Title: Optical Pressure Sensor for Measuring Intraocular Pressure for Keratoprosthesis Patients and Glaucoma Patients

This project addresses the need for frequent and accurate intraocular pressure (IOP) measurements in glaucoma care. The research team plans to address this need in Keratoprosthesis (K-Pro) patients and cataract patients who are likely to develop glaucoma after surgery. It is not possible to measure IOP in K-Pro patients using standard tonometry techniques due to the rigid back plate of the artificial cornea. In Professor Talke’s lab, a miniaturized sensor has been designed for measuring intraocular pressure (not cornea dependent) using the principle of interferometry. The sensor is passive, does not require an internal power source or battery, is simple in design, and accurate (<1 mmHg resolution). We envision that the sensor will be integrated into a K-Pro artificial cornea or an intraocular lens (IOL) to monitor pressure in K-Pro and cataract patients, respectively. Post-surgery, physicians and possibly patients themselves can measure pressure with ease by capturing images of the sensor in the eye with a handheld reader (or a modified standard slit lamp). Measurement results are readily available after imaging and can be repeated over time. Once implanted, the sensor can remain in the K-Pro or intraocular lens for the lifetime of the implant, i.e., it does not have to be removed post-surgery since the sensor is biocompatible and passive in nature.

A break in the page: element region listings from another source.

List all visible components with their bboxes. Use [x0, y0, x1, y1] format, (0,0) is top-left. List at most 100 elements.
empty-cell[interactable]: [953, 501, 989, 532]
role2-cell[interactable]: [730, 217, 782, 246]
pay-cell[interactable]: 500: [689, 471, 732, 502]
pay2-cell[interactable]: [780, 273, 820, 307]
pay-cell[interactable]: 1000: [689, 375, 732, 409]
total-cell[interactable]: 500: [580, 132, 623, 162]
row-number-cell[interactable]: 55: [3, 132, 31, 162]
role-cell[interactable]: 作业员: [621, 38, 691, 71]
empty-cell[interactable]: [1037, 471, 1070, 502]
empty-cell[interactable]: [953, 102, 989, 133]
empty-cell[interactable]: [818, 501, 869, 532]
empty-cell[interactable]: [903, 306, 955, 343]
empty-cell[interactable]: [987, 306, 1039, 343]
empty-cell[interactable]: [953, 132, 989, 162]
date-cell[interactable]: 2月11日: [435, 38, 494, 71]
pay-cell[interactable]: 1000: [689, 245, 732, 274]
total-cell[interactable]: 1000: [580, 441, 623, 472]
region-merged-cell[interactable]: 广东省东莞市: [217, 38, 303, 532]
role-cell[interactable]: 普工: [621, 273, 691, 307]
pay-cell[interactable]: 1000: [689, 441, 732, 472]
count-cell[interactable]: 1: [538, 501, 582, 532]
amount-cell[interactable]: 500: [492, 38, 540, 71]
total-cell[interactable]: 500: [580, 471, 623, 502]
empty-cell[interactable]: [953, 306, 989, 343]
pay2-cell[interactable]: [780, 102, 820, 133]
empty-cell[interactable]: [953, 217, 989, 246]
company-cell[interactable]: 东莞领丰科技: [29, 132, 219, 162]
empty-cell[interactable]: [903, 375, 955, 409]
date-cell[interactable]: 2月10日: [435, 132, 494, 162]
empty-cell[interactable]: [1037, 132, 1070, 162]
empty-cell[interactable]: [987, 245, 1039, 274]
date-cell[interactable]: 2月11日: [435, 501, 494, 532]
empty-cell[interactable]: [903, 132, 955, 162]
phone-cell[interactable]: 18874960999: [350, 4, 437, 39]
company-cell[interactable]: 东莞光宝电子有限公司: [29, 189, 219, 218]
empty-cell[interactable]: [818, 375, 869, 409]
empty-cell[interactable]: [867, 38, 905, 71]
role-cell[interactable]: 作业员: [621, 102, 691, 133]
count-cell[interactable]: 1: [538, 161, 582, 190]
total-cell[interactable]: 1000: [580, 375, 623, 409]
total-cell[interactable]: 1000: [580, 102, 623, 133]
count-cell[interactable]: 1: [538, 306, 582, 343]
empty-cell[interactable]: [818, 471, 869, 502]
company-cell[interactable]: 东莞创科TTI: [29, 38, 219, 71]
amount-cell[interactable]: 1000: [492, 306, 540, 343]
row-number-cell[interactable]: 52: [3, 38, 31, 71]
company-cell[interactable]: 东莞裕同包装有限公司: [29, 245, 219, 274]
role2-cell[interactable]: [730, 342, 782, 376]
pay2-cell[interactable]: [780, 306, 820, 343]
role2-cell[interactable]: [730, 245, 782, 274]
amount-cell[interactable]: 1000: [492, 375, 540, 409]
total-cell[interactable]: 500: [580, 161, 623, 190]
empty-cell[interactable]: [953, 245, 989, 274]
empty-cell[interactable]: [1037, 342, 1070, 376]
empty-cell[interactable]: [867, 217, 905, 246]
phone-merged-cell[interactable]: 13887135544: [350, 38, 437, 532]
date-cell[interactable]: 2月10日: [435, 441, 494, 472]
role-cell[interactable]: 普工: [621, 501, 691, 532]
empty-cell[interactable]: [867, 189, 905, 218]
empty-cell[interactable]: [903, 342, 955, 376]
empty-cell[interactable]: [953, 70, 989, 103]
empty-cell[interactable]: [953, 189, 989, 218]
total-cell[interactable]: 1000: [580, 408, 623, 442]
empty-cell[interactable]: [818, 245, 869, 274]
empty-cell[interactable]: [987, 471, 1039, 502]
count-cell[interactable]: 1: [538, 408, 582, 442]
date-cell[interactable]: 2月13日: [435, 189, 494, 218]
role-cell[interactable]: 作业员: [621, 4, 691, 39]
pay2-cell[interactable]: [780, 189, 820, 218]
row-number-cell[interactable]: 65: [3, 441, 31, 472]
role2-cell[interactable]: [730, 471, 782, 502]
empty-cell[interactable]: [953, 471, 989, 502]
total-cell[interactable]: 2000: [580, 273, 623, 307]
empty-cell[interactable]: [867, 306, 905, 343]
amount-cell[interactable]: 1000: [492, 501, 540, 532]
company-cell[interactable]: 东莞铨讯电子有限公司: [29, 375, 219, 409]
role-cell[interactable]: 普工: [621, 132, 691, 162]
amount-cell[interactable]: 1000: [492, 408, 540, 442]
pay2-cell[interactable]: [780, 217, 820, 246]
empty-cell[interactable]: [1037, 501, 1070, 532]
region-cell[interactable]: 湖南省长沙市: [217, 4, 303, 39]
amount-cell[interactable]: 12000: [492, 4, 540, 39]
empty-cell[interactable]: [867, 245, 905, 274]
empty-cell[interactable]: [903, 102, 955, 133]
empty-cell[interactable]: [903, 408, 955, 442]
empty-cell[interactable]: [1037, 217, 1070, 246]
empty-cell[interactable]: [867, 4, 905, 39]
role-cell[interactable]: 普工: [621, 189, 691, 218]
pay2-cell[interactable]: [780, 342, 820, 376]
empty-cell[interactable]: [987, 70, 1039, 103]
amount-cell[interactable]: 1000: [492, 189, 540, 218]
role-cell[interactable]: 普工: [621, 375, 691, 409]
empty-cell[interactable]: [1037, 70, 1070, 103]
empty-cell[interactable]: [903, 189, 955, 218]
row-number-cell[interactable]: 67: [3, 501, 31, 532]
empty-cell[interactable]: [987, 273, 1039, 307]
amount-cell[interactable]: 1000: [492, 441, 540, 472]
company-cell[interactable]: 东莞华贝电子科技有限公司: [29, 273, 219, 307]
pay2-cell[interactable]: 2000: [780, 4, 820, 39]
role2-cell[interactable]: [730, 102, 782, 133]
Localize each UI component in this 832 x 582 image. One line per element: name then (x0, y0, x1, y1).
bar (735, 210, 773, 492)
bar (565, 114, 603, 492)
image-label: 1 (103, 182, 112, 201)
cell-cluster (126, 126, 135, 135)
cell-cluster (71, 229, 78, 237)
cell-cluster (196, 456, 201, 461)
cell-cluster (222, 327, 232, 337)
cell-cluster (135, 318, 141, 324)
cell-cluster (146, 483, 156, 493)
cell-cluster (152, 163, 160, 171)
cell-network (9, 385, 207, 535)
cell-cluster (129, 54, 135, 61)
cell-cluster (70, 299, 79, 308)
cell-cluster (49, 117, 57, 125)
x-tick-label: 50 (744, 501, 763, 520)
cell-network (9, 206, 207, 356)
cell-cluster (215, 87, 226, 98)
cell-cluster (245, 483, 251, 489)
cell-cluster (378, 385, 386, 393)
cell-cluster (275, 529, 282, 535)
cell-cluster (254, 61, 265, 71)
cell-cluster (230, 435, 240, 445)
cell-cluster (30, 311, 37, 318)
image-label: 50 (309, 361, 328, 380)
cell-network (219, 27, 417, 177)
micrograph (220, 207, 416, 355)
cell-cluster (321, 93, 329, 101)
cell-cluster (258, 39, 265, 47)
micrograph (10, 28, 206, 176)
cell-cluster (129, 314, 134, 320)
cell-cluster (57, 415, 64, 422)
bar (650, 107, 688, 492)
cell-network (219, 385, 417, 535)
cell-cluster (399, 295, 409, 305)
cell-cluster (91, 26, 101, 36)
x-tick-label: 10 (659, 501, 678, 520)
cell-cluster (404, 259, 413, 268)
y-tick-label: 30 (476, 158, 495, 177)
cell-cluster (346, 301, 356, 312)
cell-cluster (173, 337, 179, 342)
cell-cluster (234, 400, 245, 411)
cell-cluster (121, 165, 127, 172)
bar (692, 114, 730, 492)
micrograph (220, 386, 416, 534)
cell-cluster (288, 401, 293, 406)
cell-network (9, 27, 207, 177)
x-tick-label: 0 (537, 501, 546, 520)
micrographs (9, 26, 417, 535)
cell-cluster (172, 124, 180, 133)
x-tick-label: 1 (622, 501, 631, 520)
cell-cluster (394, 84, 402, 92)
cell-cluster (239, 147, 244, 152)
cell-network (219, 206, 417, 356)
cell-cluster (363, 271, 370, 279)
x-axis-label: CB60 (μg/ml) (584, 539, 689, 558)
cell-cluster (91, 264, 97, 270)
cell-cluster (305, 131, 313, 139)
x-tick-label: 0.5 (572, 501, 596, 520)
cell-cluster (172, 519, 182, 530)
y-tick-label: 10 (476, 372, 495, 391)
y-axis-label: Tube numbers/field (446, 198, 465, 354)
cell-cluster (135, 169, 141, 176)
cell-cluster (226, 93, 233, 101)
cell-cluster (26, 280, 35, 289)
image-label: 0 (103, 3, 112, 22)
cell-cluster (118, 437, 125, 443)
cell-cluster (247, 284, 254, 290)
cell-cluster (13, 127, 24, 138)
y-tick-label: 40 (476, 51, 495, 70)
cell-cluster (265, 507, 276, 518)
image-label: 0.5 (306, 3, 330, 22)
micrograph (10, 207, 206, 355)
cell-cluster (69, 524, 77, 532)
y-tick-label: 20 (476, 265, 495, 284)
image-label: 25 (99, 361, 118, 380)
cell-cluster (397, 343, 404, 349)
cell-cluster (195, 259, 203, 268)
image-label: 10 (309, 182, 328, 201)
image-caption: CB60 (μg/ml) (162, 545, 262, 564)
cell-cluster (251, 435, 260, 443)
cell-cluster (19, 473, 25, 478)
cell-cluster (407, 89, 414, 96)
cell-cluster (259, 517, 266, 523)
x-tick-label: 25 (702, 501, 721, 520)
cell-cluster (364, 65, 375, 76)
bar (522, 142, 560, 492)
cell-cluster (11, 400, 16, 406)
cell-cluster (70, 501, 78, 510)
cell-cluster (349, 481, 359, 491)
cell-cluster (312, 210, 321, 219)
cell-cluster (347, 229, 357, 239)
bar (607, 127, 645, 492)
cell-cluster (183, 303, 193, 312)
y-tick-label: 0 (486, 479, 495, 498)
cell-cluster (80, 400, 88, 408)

The innovation of the technology is in the application of the principle of interferometry into the unique and simple design of the sensor. The hermetically sealed sensor consists of a diaphragm and a PMMA substrate. As pressure increases, the diaphragm deflects, resulting in interference fringes that can be observed when monochromatic light is directed towards the active sensing region. These fringes can be captured and used to determine the intraocular pressure.  The researchers plan to optimize the design of the sensor and the K-Pro to allow integration of the sensor into the K-Pro with minimum obstruction to the patient’s vision.